If you are married but separated, your wife has no greater rights than you as it pertains to your child. If she is excluding you from your child's life, your option is to file either an action for divorce or an action for shared parenting and timesharing. In either type of action, issues of timesharing and parental rights will be addressed and resolved.
If agreement cannot otherwise be reached, the court will determine these issues based on the best interests of the child. Factors that the court will consider include, but are not limited to, considerations such as each parent's disposition to encourage a close and continuing parent-child relationship with the other parent, to communicate with and keep the other parent informed of issues and activities regarding the child, and to engage in joint decision-making with the other parent regarding matters concerning the child's welfare and best interests. Parental alienation is certainly a negative factor for a parent who allows that to happen.

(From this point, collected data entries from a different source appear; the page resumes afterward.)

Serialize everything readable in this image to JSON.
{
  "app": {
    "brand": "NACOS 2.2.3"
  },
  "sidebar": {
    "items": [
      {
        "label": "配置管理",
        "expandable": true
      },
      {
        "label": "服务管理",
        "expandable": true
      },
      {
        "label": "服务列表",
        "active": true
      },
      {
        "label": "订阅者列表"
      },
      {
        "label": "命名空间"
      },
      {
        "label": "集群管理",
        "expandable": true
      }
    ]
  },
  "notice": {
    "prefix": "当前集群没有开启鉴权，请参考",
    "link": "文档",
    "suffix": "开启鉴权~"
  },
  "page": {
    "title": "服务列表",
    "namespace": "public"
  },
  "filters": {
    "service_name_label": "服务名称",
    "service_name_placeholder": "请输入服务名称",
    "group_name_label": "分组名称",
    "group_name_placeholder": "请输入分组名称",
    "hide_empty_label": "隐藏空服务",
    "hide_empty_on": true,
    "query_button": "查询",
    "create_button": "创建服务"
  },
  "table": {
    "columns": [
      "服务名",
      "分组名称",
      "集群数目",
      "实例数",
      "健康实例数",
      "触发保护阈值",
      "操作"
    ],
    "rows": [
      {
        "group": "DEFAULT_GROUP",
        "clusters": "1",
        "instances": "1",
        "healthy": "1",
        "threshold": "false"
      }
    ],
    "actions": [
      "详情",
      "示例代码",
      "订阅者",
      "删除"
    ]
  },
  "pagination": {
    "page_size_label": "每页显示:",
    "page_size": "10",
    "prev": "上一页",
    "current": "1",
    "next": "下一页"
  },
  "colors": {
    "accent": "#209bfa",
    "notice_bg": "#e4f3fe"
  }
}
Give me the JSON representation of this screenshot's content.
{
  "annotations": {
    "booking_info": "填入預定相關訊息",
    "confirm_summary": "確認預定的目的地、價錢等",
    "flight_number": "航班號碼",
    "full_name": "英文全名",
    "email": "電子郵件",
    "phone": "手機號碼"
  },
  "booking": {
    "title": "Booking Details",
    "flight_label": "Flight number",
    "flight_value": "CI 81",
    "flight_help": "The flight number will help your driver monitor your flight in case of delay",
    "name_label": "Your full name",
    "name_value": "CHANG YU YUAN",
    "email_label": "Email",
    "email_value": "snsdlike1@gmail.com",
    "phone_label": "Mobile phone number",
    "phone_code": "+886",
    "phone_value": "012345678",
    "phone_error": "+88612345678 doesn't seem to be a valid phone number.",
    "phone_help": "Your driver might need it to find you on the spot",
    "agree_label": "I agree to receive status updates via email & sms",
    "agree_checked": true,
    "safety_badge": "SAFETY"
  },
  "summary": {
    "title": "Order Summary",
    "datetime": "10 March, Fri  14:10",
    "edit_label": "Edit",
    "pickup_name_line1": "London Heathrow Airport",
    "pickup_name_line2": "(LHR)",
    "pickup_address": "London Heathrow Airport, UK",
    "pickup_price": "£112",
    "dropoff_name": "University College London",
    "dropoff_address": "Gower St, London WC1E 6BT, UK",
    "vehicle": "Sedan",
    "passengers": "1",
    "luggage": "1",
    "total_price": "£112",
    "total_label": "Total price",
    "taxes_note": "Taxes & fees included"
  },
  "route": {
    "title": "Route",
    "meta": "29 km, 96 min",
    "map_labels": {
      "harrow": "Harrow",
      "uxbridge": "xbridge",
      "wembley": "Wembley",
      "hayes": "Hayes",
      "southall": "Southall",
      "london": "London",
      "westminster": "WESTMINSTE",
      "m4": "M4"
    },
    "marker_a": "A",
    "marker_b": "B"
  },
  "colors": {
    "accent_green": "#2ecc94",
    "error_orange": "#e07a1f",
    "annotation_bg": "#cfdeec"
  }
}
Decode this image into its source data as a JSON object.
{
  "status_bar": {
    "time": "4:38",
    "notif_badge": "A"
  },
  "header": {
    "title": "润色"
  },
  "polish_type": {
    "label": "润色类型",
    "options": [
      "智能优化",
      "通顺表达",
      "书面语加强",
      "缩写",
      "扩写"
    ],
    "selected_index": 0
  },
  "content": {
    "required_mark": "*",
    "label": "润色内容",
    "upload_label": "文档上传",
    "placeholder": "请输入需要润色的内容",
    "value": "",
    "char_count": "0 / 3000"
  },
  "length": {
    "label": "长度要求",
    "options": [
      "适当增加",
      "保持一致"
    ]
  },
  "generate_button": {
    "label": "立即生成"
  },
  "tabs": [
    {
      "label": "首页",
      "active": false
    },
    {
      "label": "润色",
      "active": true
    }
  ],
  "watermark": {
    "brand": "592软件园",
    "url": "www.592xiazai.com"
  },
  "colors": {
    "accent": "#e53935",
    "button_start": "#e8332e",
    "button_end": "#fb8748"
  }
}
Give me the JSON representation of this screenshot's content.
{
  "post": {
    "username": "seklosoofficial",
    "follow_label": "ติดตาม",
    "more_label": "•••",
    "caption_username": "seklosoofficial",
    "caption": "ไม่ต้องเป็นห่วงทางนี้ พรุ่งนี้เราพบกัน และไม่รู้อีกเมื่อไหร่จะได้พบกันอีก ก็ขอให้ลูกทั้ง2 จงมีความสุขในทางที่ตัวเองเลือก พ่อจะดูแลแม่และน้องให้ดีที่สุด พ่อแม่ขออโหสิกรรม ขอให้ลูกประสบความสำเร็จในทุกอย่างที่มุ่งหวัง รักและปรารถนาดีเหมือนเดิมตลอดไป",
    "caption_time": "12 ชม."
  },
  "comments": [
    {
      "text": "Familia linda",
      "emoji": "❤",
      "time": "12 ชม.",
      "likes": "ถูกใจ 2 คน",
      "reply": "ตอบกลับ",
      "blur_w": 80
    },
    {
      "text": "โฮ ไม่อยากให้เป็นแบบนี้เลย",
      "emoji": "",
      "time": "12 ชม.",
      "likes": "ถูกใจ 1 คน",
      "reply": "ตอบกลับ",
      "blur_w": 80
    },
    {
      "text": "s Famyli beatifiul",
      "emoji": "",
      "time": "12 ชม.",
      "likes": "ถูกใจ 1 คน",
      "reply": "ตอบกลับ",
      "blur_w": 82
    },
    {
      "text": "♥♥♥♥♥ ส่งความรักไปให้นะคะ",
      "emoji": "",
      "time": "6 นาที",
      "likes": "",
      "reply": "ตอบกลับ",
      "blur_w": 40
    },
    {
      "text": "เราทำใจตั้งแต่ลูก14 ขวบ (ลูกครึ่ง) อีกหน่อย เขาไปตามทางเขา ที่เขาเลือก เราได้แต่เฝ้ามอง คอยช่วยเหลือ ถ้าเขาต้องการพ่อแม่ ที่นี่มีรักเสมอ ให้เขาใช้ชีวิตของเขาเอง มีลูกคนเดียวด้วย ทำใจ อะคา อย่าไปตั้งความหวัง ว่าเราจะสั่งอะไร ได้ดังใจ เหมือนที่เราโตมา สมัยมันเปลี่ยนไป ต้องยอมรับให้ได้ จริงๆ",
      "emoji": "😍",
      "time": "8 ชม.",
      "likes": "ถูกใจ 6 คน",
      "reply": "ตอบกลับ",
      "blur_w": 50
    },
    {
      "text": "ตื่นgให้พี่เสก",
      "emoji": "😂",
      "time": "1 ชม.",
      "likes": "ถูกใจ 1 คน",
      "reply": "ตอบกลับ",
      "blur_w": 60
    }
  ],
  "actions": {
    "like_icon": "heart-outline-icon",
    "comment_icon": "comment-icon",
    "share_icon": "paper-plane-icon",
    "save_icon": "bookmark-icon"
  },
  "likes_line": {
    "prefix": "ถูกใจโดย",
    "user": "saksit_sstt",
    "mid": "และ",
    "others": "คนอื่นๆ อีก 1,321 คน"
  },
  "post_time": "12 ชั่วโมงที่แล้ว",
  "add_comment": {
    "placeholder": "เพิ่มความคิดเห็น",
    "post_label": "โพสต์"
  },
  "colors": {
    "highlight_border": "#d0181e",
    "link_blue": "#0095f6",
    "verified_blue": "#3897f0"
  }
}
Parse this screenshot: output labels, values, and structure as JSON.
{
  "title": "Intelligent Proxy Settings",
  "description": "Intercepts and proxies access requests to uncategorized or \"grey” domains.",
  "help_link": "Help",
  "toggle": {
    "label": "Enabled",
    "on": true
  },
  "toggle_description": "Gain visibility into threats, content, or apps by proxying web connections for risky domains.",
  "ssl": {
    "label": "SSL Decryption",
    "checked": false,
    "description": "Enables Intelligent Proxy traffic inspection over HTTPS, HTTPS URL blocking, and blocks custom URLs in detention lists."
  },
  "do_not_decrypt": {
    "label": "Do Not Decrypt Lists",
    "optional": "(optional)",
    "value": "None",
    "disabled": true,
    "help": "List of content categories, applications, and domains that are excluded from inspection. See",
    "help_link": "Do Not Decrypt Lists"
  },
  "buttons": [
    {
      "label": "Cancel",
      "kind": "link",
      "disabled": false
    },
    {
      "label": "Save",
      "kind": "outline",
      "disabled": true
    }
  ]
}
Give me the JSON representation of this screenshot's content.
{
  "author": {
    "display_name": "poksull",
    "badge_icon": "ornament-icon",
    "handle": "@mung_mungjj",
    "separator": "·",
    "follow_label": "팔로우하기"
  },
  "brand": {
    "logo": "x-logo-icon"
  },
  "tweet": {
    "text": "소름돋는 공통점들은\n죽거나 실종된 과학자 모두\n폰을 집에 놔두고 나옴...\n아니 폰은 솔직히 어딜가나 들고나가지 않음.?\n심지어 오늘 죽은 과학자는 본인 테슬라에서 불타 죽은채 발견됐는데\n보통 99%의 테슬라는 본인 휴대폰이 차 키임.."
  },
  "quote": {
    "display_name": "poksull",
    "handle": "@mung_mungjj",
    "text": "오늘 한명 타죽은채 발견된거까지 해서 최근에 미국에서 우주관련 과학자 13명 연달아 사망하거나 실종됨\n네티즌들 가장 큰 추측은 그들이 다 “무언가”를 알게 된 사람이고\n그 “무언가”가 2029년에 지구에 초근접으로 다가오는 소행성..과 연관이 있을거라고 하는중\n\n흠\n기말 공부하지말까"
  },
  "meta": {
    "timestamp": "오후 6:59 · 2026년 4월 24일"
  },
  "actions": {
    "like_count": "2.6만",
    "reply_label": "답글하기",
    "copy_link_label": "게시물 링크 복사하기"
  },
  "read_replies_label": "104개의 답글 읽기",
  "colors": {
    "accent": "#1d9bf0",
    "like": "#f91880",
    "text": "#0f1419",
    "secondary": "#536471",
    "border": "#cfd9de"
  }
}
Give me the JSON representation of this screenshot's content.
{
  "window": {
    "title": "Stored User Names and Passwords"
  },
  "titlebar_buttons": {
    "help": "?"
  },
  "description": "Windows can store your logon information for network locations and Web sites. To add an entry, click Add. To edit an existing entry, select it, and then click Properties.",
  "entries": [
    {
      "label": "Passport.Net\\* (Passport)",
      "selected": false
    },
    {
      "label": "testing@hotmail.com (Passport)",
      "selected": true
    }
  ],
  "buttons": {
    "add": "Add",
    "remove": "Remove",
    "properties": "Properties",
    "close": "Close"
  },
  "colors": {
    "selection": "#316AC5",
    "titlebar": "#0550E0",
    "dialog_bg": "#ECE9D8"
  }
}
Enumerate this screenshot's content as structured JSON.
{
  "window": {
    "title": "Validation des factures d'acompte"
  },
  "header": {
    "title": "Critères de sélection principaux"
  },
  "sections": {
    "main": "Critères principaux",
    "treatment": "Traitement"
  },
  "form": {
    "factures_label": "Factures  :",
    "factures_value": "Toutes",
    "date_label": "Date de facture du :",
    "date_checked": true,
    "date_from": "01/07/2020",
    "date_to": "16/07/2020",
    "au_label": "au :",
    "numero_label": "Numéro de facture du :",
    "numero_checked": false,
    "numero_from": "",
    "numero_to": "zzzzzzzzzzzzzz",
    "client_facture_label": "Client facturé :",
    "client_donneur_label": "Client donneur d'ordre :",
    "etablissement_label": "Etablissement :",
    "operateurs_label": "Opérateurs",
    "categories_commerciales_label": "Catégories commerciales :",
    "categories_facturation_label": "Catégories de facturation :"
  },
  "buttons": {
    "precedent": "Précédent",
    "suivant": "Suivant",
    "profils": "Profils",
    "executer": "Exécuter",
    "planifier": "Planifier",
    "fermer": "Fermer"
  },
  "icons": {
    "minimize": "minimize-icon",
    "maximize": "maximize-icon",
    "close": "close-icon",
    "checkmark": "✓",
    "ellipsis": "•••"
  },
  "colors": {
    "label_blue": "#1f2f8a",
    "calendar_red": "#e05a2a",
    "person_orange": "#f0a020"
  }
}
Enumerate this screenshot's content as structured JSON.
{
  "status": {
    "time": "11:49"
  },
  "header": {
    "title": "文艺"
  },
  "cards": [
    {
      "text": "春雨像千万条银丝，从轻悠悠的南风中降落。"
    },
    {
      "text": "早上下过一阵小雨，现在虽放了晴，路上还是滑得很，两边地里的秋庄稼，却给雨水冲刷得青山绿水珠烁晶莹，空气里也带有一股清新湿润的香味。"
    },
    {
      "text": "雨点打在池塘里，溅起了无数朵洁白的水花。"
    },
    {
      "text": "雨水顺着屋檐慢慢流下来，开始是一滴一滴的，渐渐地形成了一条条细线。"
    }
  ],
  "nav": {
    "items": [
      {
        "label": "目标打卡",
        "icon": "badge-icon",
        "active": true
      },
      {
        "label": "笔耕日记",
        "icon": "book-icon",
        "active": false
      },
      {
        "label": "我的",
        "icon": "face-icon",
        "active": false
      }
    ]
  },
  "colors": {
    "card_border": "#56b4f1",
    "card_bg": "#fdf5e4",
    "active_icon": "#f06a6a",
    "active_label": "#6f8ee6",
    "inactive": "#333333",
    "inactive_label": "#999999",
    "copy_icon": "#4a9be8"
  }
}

It is not necessarily against a child's best interests for a parent to take the child to visit his or her family in another state, but absent some specific justification, the other parent should have the same right. There is no presumption for or against the father or mother of the child pertaining to decisioin-making regarding the child, or for or against any specific time-sharing schedule. If your wife is not cooperating in allowing you to have frequent and continuing contact with your child, or allowing you to share the rights and responsibilities, and joys, of childrearing, you need to be pro-active in enforcing your parental rights in court.